Geary Hoover, a Washington County resident, said he still has nightmares about a fatal crash that unfolded in front of him on a section of road many residents near Boonsboro call Dead Man's Curve.
"The accident happened right here as you come around the curve," he told I-Team reporter David Collins when they returned to the crash site.
"The two in this vehicle here that got hit were alive. She was unconscious at first. The gentleman over here in the other car was still alive. He looked up at me. I told him that help was on the way. I held his hand, and we prayed," Hoover said.
Emergency Medical Service crews requested a Medevac through SYSCOM, the state's helicopter dispatching center, but were told all Medevacs were grounded due to poor weather problems.
But Hoover said he recalled that the weather was OK at the crash scene.
"The visibility was fine," he said.
EMS command at the scene said they then pleaded for a commercial Medevac and eventually prevailed.
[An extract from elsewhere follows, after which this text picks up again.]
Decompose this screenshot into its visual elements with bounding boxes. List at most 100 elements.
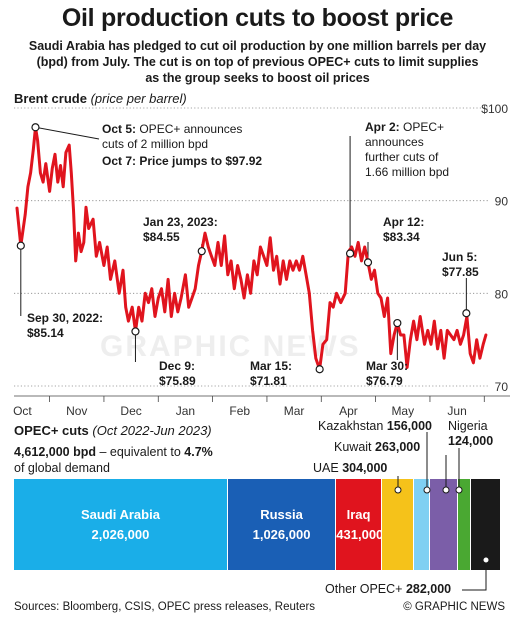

SYSCOM dispatched Stat 12, a private Medevac based at the Hagerstown Airport. They flew the sole survivor of the crash to Shock Trauma in Baltimore.
In October 2006, Charles County EMS drove a pediatric patient to a landing zone at Maryland Airport. Medstar, the commercial Medevac based at the airport, wasn't allowed to transport the victim. Records show that the patient waited 21 minutes for a state police helicopter.
Two months later, Medstar was on the scene of a high-speed rollover crash that happened behind the airport's hangar, but Medstar wasn't allowed to transport again.
The state Medevac arrived 11 minutes later. State Police claimed they still had to wait for the patient to be extricated, but an EMS responder recalled that the patient was ready and waiting.
There's no way to determine if wait time made a difference in any of these cases, Collins reported.
Collins said that the state police and commercial Medevacs are in a turf battle. Private companies contend that, in all other emergencies, the first available and closest crew is dispatched to the scene -- but that's not the case with air ambulances.
According to a memorandum of understanding, the state gets all calls for critically ill patients unless its helicopter is more than 25 minutes away. If that happens, SYSCOM will call a private Medevac, but only if it is less than 10 minutes away from the scene.
If the private helicopter is more than 10 minutes away and still closer, the state police dispatcher decides who to call.
Overall, a state Medevac is almost always called, Collins reported. From January 2006 through September 2007, they flew more than 8,000 missions. Private companies got the call 44 times.
"I would argue that the system is working very well," said Dr. Robert Bass, director of the Maryland Institute for Emergency Medical Services Systems, or MIEMSS.
"If the patient comes first, why not use the first available aircraft to transport?" Collins asked Bass.
He responded, "We've got a very good response time on a statewide basis. And we track those response times very closely. We track when there is a delay. We review all cases of delays."
Bass said that one of the incidents in Charles County prompted an amendment to the memorandum of understanding. If a commercial Medevac is already treating a victim at the scene, it may transport the patient.
"We think it has been operating very well. We know of no incidents where a patient has been affected adversely because of our policy," said Maj. Ken McAndrew of the Maryland State Police Aviation Unit.
But commercial Medevacs claim that the system is set up to keep Shock Trauma in business and doesn't put the patient first.